We have an EMR step and that was working fine till last month, currently I am getting the below error.

--- Logging error ---
Traceback (most recent call last):
  File "/mnt/yarn/usercache/hadoop/appcache/application_1660495066893_0006/container_1660495066893_0006_01_000001/src.zip/src/source/Data_Extraction.py", line 59, in process_job_description
    df_job_desc = spark.read.schema(schema_jd).option('multiline',"true").json(self.filepath)
  File "/mnt/yarn/usercache/hadoop/appcache/application_1660495066893_0006/container_1660495066893_0006_01_000001/pyspark.zip/pyspark/sql/readwriter.py", line 274, in json
    return self._df(self._jreader.json(self._spark._sc._jvm.PythonUtils.toSeq(path)))
  File "/mnt/yarn/usercache/hadoop/appcache/application_1660495066893_0006/container_1660495066893_0006_01_000001/py4j-0.10.7-src.zip/py4j/java_gateway.py", line 1257, in __call__
    answer, self.gateway_client, self.target_id, self.name)
  File "/mnt/yarn/usercache/hadoop/appcache/application_1660495066893_0006/container_1660495066893_0006_01_000001/pyspark.zip/pyspark/sql/utils.py", line 63, in deco
    return f(*a, **kw)
  File "/mnt/yarn/usercache/hadoop/appcache/application_1660495066893_0006/container_1660495066893_0006_01_000001/py4j-0.10.7-src.zip/py4j/protocol.py", line 328, in get_return_value
    format(target_id, ".", name), value)
py4j.protocol.Py4JJavaError: An error occurred while calling o115.json.
: java.io.IOException: com.amazon.ws.emr.hadoop.fs.shaded.com.amazonaws.SdkClientException: Unable to execute HTTP request: Remote host terminated the handshake
    at com.amazon.ws.emr.hadoop.fs.s3n.Jets3tNativeFileSystemStore.list(Jets3tNativeFileSystemStore.java:421)
    at com.amazon.ws.emr.hadoop.fs.s3n.S3NativeFileSystem.listStatus(S3NativeFileSystem.java:654)
    at com.amazon.ws.emr.hadoop.fs.s3n.S3NativeFileSystem.listStatus(S3NativeFileSystem.java:625)
    at com.amazon.ws.emr.hadoop.fs.EmrFileSystem.listStatus(EmrFileSystem.java:473)
    at

these json files are presents in S3, I downloaded some of the files to reproduce the issue in local, when I have smaller set of data, it is working fine, but in EMR im unable to reproduce.
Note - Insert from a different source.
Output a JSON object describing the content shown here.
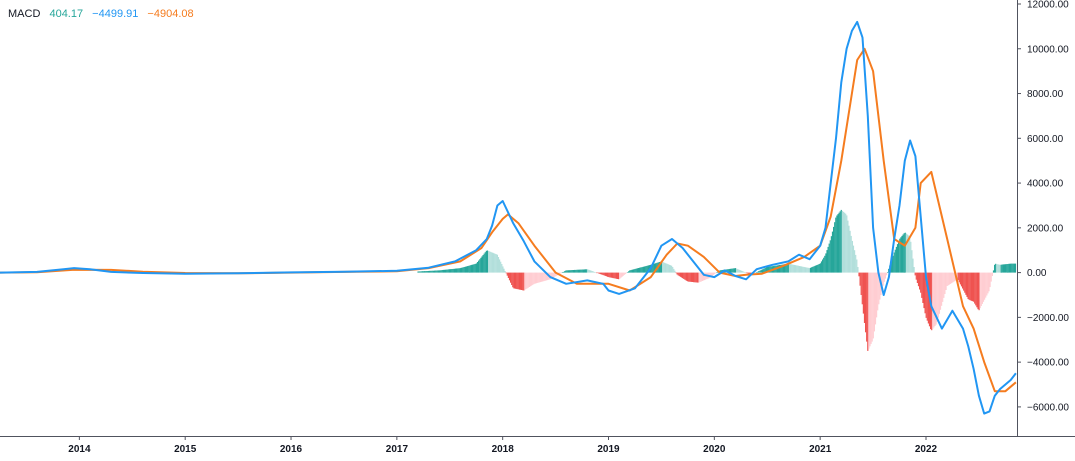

also, I checked Application details of EMR for this step.

it says undefined status for status with the below details.

Details:org.apache.spark.sql.Dataset.collectToPython(Dataset.scala:3285)
sun.reflect.NativeMethodAccessorImpl.invoke0(Native Method)
sun.reflect.NativeMethodAccessorImpl.invoke(NativeMethodAccessorImpl.java:62)
sun.reflect.DelegatingMethodAccessorImpl.invoke(DelegatingMethodAccessorImpl.java:43)
java.lang.reflect.Method.invoke(Method.java:498)
py4j.reflection.MethodInvoker.invoke(MethodInvoker.java:244)
py4j.reflection.ReflectionEngine.invoke(ReflectionEngine.java:357)
py4j.Gateway.invoke(Gateway.java:282)
py4j.commands.AbstractCommand.invokeMethod(AbstractCommand.java:132)
py4j.commands.CallCommand.execute(CallCommand.java:79)
py4j.GatewayConnection.run(GatewayConnection.java:238)
java.lang.Thread.run(Thread.java:750)

spark session creation

from pyspark.sql import SparkSession
from pyspark.conf import SparkConf
spark_builder = (
        SparkSession\
        .builder\
        .config(conf=SparkConf())\
        .appName("test"))
spark = spark_builder.getOrCreate()

I am not sure, what went wrong suddenly with this step, please help.
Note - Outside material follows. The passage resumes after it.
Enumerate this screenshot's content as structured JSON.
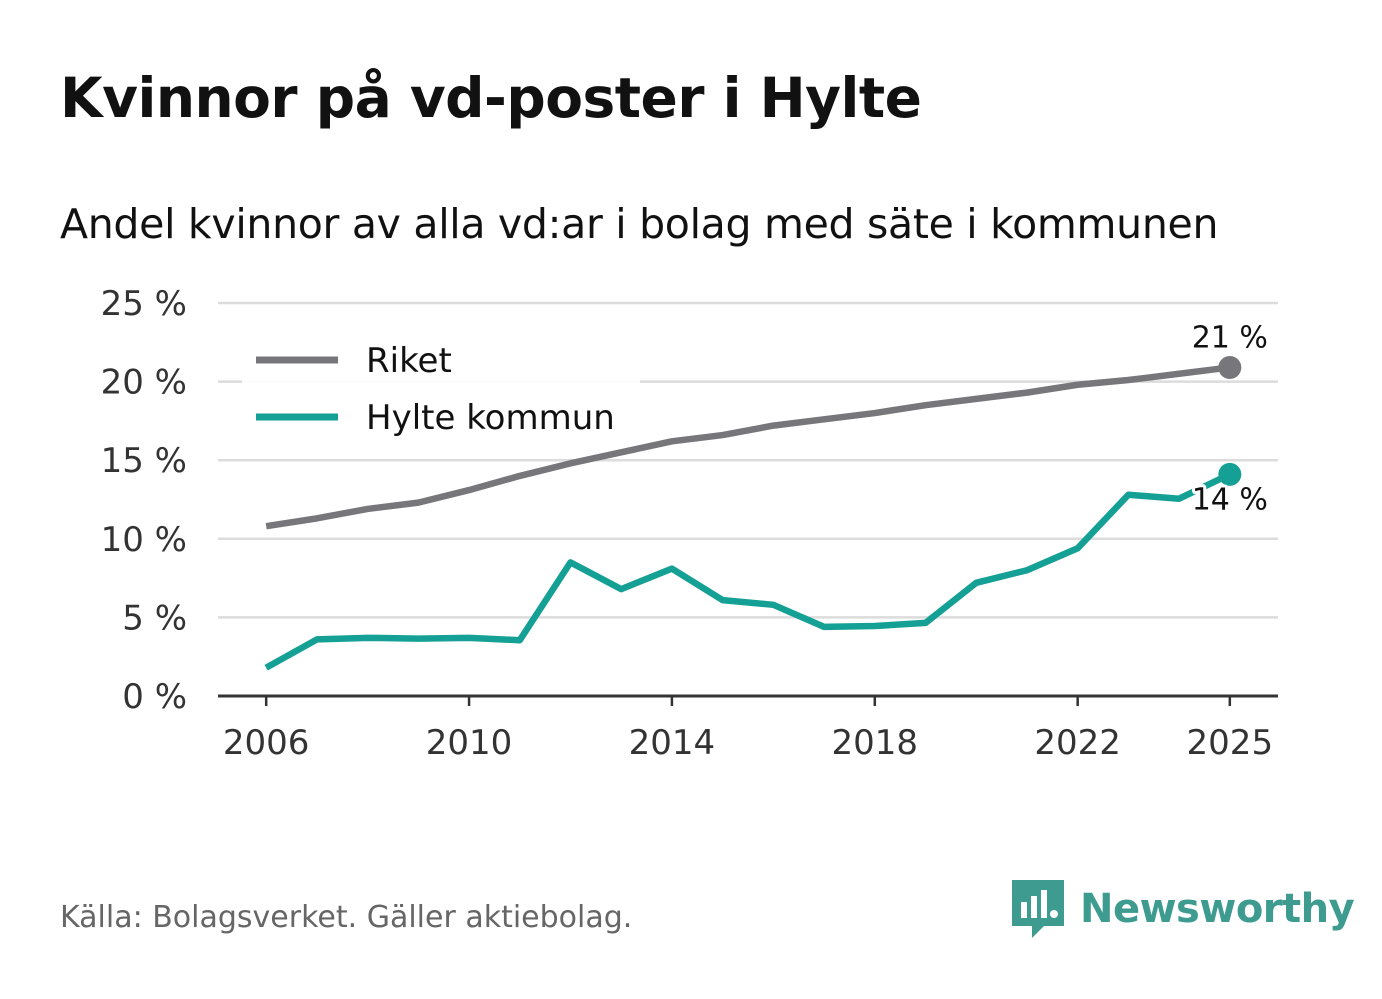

CodePudding user response：

Your error indicates a failed security protocol as suggested by various results from googling all pointing to throttling/rejecting incoming TLS connections. Given that this occurs in the context of a backoff strategy.

You can further try these suggestions for retrying with exponential backoff strategy - here and limiting your requests by utilising the AMID.
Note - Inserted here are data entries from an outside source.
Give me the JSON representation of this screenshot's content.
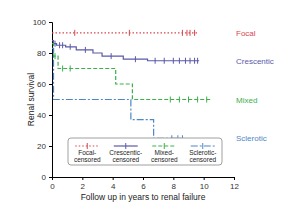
{
  "chart_data": {
    "type": "step",
    "x_label": "Follow up in years to renal failure",
    "y_label": "Renal survival",
    "xlim": [
      0,
      12
    ],
    "xticks": [
      0,
      2,
      4,
      6,
      8,
      10,
      12
    ],
    "ylim": [
      0,
      100
    ],
    "yticks": [
      0,
      20,
      40,
      60,
      80,
      100
    ],
    "grid": false,
    "legend": "bottom",
    "series": [
      {
        "name": "Focal",
        "legend_label": "Focal-censored",
        "color": "#d9474f",
        "line_style": "dotted",
        "x": [
          0,
          9.6
        ],
        "values": [
          93,
          93
        ],
        "censor_x": [
          1.5,
          5.1,
          8.6,
          8.9,
          9.1,
          9.4
        ],
        "censor_values": [
          93,
          93,
          93,
          93,
          93,
          93
        ]
      },
      {
        "name": "Crescentic",
        "legend_label": "Crescentic-censored",
        "color": "#5a5aa8",
        "line_style": "solid",
        "x": [
          0,
          0.1,
          0.3,
          0.9,
          1.6,
          2.7,
          3.3,
          4.7,
          6.3,
          9.7
        ],
        "values": [
          88,
          86,
          85,
          84,
          82,
          80,
          78,
          76,
          75,
          75
        ],
        "censor_x": [
          0.2,
          0.5,
          0.7,
          1.2,
          2.2,
          3.9,
          5.5,
          6.8,
          7.4,
          8.0,
          8.4,
          8.8,
          9.1,
          9.4,
          9.6
        ],
        "censor_values": [
          86,
          85,
          85,
          84,
          82,
          78,
          76,
          75,
          75,
          75,
          75,
          75,
          75,
          75,
          75
        ]
      },
      {
        "name": "Mixed",
        "legend_label": "Mixed-censored",
        "color": "#3cb04a",
        "line_style": "dashed",
        "x": [
          0,
          0.1,
          0.4,
          4.2,
          5.3,
          10.5
        ],
        "values": [
          86,
          78,
          70,
          60,
          50,
          50
        ],
        "censor_x": [
          0.2,
          0.7,
          1.2,
          7.8,
          8.4,
          9.0,
          9.6,
          10.2
        ],
        "censor_values": [
          78,
          70,
          70,
          50,
          50,
          50,
          50,
          50
        ]
      },
      {
        "name": "Sclerotic",
        "legend_label": "Sclerotic-censored",
        "color": "#4f86c6",
        "line_style": "dashdot",
        "x": [
          0,
          0.1,
          5.2,
          6.7,
          8.6
        ],
        "values": [
          83,
          50,
          37,
          25,
          25
        ],
        "censor_x": [
          7.9,
          8.3,
          8.6
        ],
        "censor_values": [
          25,
          25,
          25
        ]
      }
    ]
  }
}
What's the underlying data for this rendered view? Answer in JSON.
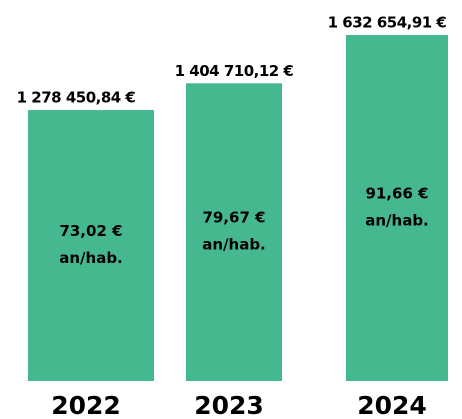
{
  "chart_data": {
    "type": "bar",
    "categories": [
      "2022",
      "2023",
      "2024"
    ],
    "values": [
      1278450.84,
      1404710.12,
      1632654.91
    ],
    "value_labels": [
      "1 278 450,84 €",
      "1 404 710,12 €",
      "1 632 654,91 €"
    ],
    "inner_labels": [
      "73,02 €",
      "79,67 €",
      "91,66 €"
    ],
    "inner_unit": "an/hab.",
    "color": "#45b88f"
  }
}
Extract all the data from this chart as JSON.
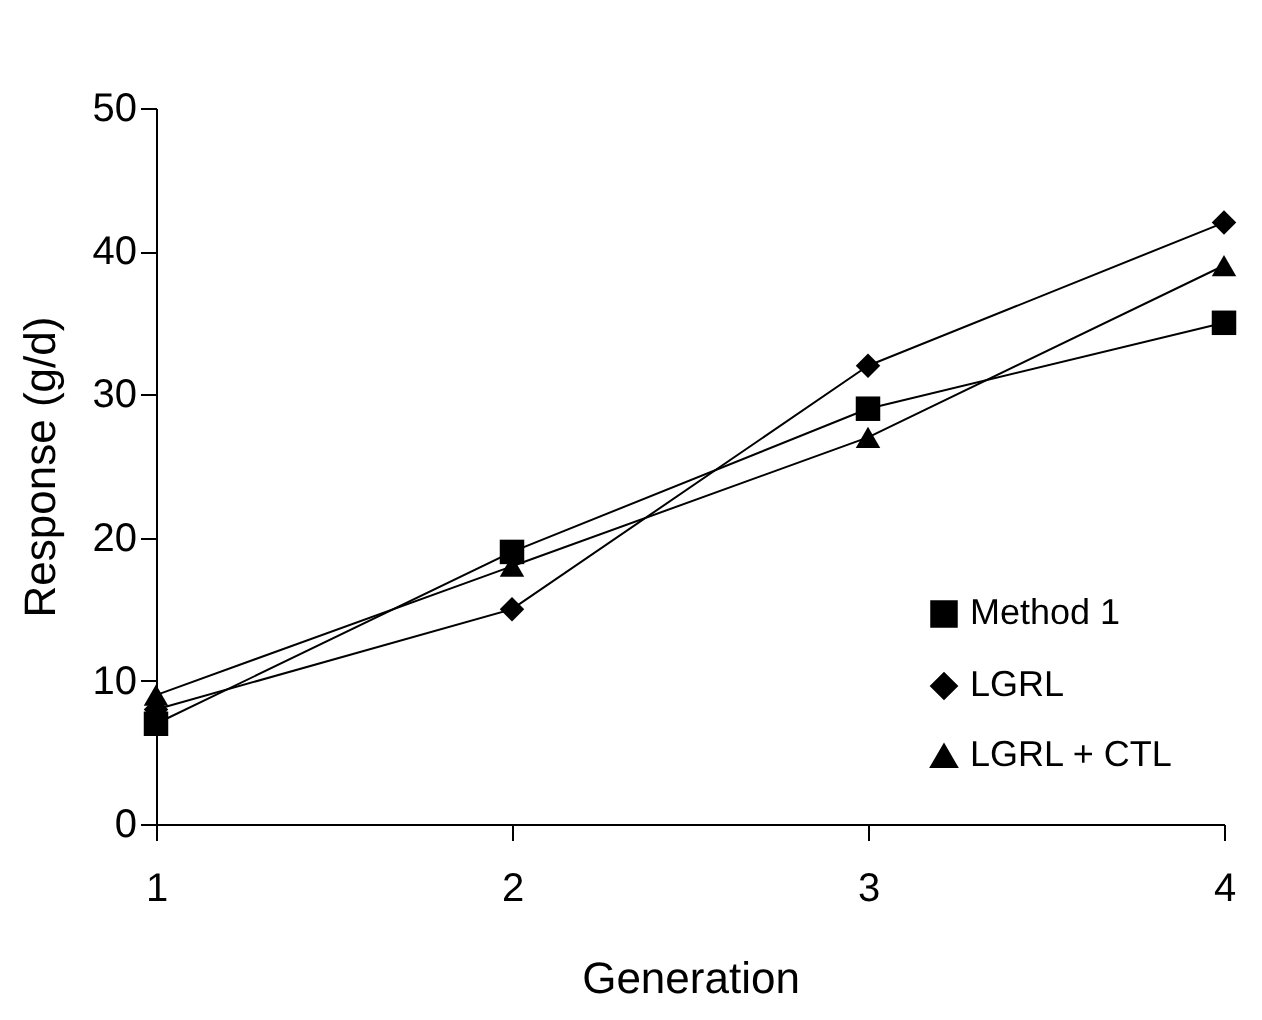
{
  "chart_data": {
    "type": "line",
    "xlabel": "Generation",
    "ylabel": "Response (g/d)",
    "x": [
      1,
      2,
      3,
      4
    ],
    "series": [
      {
        "name": "Method 1",
        "color": "#000000",
        "marker": "square",
        "values": [
          7,
          19,
          29,
          35
        ]
      },
      {
        "name": "LGRL",
        "color": "#000000",
        "marker": "diamond",
        "values": [
          8,
          15,
          32,
          42
        ]
      },
      {
        "name": "LGRL + CTL",
        "color": "#000000",
        "marker": "triangle",
        "values": [
          9,
          18,
          27,
          39
        ]
      }
    ],
    "xlim": [
      1,
      4
    ],
    "xticks": [
      1,
      2,
      3,
      4
    ],
    "ylim": [
      0,
      50
    ],
    "yticks": [
      0,
      10,
      20,
      30,
      40,
      50
    ],
    "grid": false,
    "legend": "bottom right",
    "line_style": "solid"
  }
}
Additionally you can check you DNS quotas to check if that is not limiting anything or exhausting your quota

Further add your Application Environment to further check if an outdated version might be causing this-

EMR Release version
Spark Versions
AWS SDK Version
AMI [ Amazon Linux Machine Images ] versions
Java & JVM Details
Hadoop Details

Recommended Environment would be to use - AMI 2.x , EMR - 5.3x and the compatible SDKs towards the same [ Preferably AWSS3JavaClient 1.11x ]

More info about EMR releases can be found here

Additionally provide a clear snippet , how are you exactly reading your json files from S3 , are you doing it in an iterative fashion , 1 after the other or in bulk or batches

References used -

CodePudding user response：

From your error message: ...SdkClientException: Unable to execute HTTP request: Remote host terminated the handshake, seems like you've got a security protocol that is not accepted by the host or the error indicates that the connection was closed on the service side before the SDK was able to perform handshake. You should add a try/except block and add some delay between retrys, to handle those

read = False
while not read:
    try:
        df_job_desc = spark.read.schema(schema_jd).option('multiline',"true").json(self.filepath)
        read = True
    except:
        time.sleep(1)
        pass